Masalah kian pelik tatkala Robert Mellema, abang dari Annelies, kabur dari rumahnya yang disusul dengan kematian mengenaskan Tuan Mellema. Sejak kejadian itu, berbagai teror, ancaman pembunuhan, ancaman dikeluarkan dari sekolah, hingga surat-surat dari Ibunda datang menyerbu Minke habis-habisan. Namun cintanya, si Annelies dan Nyai Ontosoroh selalu mendukungnya. Tak hentinya ia tetap menulis, dan restu ibunda juga lah yang akhirnya membawa Minke dan Annelies ke dalam sebuah pernikahan.

Saya sangat kagum dengan cara Pram menuliskan perangai setiap tokohnya. Setiap tokoh memiliki karakter kuat meski yang menonjol adalah Minke sendiri dan Nyai Ontosoroh. Namun semua tokoh memiliki ciri khas masing-masing. Bahkan Darsam, yang hanya pesuruh sekaligus orang kepercayaan Nyai, ditulisnya sebagai orang yang cukup bijak dan dapat dipercaya.
Saya kira setiap orang yang membaca buku ini mampu memvisualisasikan cerita ke dalam imajinasinya masing-masing. Sebab Pram dengan detail menceritakan setiap kejadian dalam kisahnya. Tak terlalu kaku, sedikit humor, dan kalimat-kalimat puitis yang bertebaran disana-sini.
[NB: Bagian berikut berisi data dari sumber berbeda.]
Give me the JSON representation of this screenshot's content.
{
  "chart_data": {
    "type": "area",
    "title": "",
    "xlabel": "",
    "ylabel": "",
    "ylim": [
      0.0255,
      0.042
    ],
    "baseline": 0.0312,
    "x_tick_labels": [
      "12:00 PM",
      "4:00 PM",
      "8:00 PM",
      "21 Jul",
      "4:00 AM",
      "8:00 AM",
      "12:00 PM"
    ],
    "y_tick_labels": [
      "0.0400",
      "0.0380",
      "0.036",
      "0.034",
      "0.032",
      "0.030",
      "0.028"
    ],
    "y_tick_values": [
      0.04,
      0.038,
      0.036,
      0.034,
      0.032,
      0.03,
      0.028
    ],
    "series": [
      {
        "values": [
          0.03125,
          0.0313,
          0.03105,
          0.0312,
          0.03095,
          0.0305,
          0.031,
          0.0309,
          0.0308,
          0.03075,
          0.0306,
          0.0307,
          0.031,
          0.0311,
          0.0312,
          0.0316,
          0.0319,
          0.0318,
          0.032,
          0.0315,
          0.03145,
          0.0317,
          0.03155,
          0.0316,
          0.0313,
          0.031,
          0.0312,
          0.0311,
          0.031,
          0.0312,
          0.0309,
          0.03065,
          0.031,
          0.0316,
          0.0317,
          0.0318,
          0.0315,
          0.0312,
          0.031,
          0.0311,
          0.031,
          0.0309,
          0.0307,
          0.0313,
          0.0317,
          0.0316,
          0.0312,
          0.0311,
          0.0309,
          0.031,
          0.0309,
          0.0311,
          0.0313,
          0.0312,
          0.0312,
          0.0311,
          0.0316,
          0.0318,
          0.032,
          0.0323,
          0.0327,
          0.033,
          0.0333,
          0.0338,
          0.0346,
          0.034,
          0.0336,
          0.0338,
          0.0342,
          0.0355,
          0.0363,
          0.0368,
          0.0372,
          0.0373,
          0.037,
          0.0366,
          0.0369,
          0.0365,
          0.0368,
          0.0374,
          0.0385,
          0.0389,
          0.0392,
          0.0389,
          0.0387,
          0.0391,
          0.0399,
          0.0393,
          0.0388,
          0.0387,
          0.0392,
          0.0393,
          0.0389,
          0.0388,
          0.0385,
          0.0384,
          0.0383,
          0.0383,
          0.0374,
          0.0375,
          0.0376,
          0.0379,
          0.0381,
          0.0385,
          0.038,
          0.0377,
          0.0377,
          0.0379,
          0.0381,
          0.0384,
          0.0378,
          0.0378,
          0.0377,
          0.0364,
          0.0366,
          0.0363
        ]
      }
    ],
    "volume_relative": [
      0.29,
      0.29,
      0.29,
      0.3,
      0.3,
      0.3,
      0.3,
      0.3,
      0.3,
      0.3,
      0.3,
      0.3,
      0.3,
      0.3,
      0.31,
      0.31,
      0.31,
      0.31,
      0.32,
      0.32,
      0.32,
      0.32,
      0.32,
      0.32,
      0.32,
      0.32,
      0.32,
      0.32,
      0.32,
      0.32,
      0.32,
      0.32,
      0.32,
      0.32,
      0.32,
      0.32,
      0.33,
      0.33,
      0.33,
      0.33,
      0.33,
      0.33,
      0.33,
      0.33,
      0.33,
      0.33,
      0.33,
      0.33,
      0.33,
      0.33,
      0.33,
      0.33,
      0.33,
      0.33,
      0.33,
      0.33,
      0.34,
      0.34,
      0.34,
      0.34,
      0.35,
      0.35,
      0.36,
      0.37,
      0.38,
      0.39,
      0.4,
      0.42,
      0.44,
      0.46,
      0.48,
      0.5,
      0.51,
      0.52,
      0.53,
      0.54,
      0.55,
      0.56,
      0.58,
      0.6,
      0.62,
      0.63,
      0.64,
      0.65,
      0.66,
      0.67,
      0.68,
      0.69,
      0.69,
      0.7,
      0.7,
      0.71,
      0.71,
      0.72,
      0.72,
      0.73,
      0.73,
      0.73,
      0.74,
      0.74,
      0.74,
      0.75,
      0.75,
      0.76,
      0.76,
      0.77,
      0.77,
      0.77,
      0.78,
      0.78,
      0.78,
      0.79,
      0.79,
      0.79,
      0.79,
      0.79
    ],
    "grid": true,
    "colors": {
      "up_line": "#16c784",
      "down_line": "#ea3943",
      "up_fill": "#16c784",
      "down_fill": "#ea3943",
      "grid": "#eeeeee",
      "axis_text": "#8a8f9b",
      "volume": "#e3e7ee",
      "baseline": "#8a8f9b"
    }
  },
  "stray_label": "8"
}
Mari kita kembali menjelajahi nusantara, tepatnya Pulau Jawa di pengujung abad 19. Masa di mana gagasan tentang negara Indonesia masih dalam proses pembenihan. Bumi Manusia adalah kendaraan yang cukup mengesankan untuk membawa kita ke sana.
Lewat Bumi Manusia kita disuguhi kondisi nusantara saat itu yang terbelah oleh perbedaan strata sosial antara Pribumi dan bangsa Eropa. Perbedaan bahkan terjadi antara sesama pribumi; antara ningrat dan melarat. Yang berkuasa dan dalam kepatuhan pada adat.

Tak ketinggalan, Pram juga menyingkap diskriminasi pemerintahan kolonial terhadap perempuan yang dibangum dari sistem yang memihak kepada laki-laki, khususnya laki-laki Eropa. Hal itu tersirat jelas ketika Nyai Ontosoroh yang seorang Pribumi, harus kehilangan hak asuhnya atas Annelies hanya karena statusnya sebagai gundik Tuan Mellema.

Lewat hukum yang meminggirkan perempuan pribumi dan memihak Eropa, semua hal yang berkaitan dengan hukum di masa itu, mampu menjungkir balikkan nasib seseorang hanya dengan selembar kertas. Dan lihat bagaimana orang Eropa mendandani bangsa pribumi sedemikian rupawan; bahkan dalam memantaskan pakaian adat pribumi itu sendiri dalam acara-acara penting. Meski demikian Pram juga menyisipkan banyak perlawanan terhadap kesewenangan pemerintah kolonial. Perlawanan yang terejawantah pada sosok Nyai Ontosoroh dalam hubungannya dengan suaminya, Tuan Mellema. Dalam hubungan itu Pram menggambarkan bagaimana Nyai, gundik yang dipandang remeh banyak orang itu; mampu menaklukkan Tuannya sendiri.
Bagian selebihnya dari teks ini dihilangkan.